Alex Murdaugh, the suspended South Carolina attorney accused of financial wrongdoing and setting up a suicidal insurance fraud scheme, was charged with 23 more crimes in four new indictments returned by a grand jury, the state attorney general said Friday.
The fresh indictments allege Murdaugh stole more than $2.2 million meant for four clients: Natarsha Thomas, Hakeem Pinckney, Arthur Badger and Deon Martin. The new charges include 19 counts of breach of trust with fraudulent intent and four counts of computer crimes.
The new indictments bring to 71 the number of charges Murdaugh faces stemming from accusations he defrauded victims of nearly $8.5 million in various schemes.
CNN has reached out to Murdaugh's attorney for comment.
Murdaugh has been facing other charges, including those stemming from being shot in the head on a roadway in September and surviving. Authorities said he admitted the shooting was a conspiracy with a former client to kill him as part of a fraud scheme so his only surviving son could collect an insurance payout.
In that case, Murdaugh was charged with insurance fraud, conspiracy to commit insurance fraud and with filing a false police report.
The September 4 shooting happened a day after he resigned from his law firm amid allegations he had misappropriated funds. The law firm filed a lawsuit against him in October alleging he converted firm and client money to his own personal use.
Authorities have said other investigations related to the Murdaugh family are underway, including into the June deaths of Murdaugh's wife and other son, who were gunned down at their family estate in Islandton. That case is unsolved. Murdaugh has denied responsibility in those deaths.
The investigations have gripped South Carolina's Lowcountry, where the Murdaughs have been a prominent family for decades. Three members held the office of 14th Circuit solicitor for 87 years, ending with Murdaugh's father, who left office in 2005.
The South Carolina Law Enforcement Division, the office of South Carolina Attorney General Alan Wilson, the FBI, and a US attorney's office conducted the latest state grand jury investigation that led to Fridays charges, a news release from Wilson's office said. Wilson's office will prosecute the case, according to the news release.

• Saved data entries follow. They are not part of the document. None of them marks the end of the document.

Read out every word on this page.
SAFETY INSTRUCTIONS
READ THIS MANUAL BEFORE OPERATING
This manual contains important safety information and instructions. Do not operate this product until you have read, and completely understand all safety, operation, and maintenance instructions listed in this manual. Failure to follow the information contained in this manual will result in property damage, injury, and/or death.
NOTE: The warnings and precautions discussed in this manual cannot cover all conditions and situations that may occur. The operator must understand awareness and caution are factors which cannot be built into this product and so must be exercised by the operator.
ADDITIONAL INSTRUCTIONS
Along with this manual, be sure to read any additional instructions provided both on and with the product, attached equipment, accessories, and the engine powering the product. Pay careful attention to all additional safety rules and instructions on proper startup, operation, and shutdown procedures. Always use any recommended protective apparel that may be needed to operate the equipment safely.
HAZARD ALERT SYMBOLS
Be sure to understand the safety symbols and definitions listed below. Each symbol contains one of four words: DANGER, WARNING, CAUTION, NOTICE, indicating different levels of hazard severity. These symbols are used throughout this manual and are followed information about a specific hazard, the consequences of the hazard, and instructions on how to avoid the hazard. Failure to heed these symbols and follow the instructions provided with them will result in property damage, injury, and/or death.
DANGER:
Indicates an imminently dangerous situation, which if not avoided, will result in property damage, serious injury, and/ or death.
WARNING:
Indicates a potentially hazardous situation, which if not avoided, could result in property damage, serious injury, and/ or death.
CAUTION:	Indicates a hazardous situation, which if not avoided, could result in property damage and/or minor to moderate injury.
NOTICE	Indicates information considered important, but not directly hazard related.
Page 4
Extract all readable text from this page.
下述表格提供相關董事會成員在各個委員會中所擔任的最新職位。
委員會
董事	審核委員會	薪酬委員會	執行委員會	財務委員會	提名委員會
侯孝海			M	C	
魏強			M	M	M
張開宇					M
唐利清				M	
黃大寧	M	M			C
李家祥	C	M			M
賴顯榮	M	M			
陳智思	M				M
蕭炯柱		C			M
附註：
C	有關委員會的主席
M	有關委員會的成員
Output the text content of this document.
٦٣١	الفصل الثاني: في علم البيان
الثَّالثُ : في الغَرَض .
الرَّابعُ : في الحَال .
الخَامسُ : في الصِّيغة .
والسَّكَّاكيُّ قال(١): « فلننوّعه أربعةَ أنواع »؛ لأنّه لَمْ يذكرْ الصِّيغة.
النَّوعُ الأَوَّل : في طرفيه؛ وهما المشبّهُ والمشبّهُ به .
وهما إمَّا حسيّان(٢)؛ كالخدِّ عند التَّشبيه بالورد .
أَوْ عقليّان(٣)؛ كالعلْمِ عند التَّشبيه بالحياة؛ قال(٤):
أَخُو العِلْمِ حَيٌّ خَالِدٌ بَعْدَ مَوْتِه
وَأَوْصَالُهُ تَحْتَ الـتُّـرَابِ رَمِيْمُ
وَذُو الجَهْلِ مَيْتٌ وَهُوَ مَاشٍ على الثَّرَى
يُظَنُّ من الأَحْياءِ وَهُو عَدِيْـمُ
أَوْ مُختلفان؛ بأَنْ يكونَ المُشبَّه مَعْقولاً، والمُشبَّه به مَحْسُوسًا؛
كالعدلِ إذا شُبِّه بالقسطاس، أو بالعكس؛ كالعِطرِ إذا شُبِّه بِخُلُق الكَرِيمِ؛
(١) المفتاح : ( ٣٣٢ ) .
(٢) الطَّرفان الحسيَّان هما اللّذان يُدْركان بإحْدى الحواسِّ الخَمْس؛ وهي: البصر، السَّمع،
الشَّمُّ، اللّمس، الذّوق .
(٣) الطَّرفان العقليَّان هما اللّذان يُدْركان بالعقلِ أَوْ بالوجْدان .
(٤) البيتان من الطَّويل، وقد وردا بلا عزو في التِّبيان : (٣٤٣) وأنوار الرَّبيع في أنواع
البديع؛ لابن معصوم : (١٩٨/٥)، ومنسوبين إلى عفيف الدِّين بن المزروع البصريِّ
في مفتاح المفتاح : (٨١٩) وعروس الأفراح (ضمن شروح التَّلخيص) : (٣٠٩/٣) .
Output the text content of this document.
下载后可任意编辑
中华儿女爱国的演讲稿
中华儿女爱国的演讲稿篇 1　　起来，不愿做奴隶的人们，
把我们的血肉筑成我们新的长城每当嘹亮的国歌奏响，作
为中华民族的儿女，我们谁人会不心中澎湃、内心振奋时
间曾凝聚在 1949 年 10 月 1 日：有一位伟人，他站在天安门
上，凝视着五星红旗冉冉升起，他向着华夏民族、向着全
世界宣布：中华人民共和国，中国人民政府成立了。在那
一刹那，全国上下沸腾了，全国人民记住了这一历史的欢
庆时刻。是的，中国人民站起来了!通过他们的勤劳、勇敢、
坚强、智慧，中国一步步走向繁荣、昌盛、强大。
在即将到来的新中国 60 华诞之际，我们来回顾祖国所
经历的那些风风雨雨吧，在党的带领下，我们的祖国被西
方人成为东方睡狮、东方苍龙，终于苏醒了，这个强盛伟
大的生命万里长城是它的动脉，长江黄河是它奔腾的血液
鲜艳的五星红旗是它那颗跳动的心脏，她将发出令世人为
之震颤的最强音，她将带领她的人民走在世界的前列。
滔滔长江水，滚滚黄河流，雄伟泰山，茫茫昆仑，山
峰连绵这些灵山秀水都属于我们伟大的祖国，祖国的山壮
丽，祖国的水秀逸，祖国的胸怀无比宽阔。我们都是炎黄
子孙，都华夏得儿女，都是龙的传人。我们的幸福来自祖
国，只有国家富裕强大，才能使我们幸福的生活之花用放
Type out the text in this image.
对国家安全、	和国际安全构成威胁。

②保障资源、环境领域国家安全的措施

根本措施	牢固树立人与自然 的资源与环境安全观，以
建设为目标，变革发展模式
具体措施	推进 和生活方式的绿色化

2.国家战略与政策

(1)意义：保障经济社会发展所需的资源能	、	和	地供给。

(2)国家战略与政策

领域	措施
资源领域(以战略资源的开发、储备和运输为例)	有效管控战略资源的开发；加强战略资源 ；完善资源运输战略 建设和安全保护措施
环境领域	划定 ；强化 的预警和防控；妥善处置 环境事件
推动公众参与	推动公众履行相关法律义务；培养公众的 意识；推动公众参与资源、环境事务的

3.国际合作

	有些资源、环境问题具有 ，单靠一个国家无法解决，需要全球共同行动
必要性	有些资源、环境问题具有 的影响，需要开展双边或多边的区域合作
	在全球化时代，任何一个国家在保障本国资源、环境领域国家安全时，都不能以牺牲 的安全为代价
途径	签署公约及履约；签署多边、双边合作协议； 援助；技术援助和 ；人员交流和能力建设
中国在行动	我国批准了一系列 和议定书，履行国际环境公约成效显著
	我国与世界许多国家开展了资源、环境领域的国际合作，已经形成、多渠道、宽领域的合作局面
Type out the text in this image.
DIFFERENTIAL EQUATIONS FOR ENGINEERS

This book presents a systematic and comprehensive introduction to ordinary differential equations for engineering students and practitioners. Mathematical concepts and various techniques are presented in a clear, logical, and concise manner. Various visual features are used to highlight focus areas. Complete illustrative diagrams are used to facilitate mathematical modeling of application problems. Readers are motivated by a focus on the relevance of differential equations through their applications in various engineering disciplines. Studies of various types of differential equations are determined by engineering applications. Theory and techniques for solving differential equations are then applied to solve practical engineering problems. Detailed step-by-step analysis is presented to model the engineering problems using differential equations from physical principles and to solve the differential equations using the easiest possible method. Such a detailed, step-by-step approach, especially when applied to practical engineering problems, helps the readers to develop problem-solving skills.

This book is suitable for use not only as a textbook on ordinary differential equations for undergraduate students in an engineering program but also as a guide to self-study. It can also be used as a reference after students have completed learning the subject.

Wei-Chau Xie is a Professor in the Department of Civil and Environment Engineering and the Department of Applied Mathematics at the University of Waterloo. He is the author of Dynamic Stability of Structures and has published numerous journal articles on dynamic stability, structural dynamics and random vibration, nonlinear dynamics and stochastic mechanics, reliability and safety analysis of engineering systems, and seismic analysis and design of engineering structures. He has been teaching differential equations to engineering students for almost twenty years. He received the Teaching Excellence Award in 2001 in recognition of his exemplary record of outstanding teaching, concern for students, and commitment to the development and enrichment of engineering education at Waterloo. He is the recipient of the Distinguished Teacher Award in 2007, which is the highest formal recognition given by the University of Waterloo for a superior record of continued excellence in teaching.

Murdaugh remains jailed in Columbia, South Carolina, with bond set at $7 million. A judge earlier this week denied Murdaugh's motion to reconsider his bond.
Murdaugh is accused of allegedly stealing a settlement totaling at least $1 million from Pinckney's family.
Pinckney family attorney and state representative Justin Bamberg called Murdaugh a "predator," telling CNN he believes "$1 million is gone, and nobody knows where it's at."
Back in 2009, Pinckney -- deaf since he was a young child -- was severely injured when a tire tread on the car he was riding in came off, causing the car to overturn as it was going northbound on I-95 in Hampton County, South Carolina, according to the complaint filed against the manufacturer.
The accident rendered Pinckney, who was 19 at the time, a quadriplegic.
Pinckney's family hired Murdaugh, who sued the tire company on his behalf. According to Bamberg, Murdaugh arranged for Russell Laffitte, then-president of Palmetto State Bank, to serve as Pinckney's conservator since he could not represent himself.
After Murdaugh settled with the tire company, checks were written from Murdaugh's law firm to be made payable to Palmetto State Bank where Laffitte worked, according to an indictment.
Instead of the money going to the family, Bamberg said Murdaugh withdrew the money -- in some cases, in the form of money orders -- and claimed it as his own.
According to the indictment, Murdaugh is accused of using a $309,581 check, which was supposed to be part of Pinckney's settlement funds. He allegedly purchased a money order payable to a family member, the indictment said. That family member was not specified in the indictment.
The money in the Pinckney case was never seen again, leaving Murdaugh and Laffitte responsible for the whereabouts of the funds, according to Bamberg.
"Palmetto State Bank is deeply concerned about the troubling allegations that have been made about Mr. Pinckney's settlement funds," the bank's counsel said in a statement to CNN. "The bank has taken immediate action under the leadership of its Board of Directors to obtain all of the pertinent facts and information. Palmetto State Bank intends to do what it can to right any wrongs that may have been committed."
CNN has reached out to both Murdaugh's lawyers and to Russell Laffitte but has not received a response from either. Laffitte was terminated from Palmetto State Bank earlier this month.
Pinckney died in a nursing home, two years after the accident. His mother, sister and niece survived the crash but were all severely injured and in need of the settlement money, according to the family's attorney.
"Every penny of this money was intended for these people to be able to take care of themselves and to live as comfortably as they can, even though their life physically changed forever and that is what he took from them," said Bamberg. "He didn't care that your son died. He wanted to win a lot of money and then take a lot of money at the same time."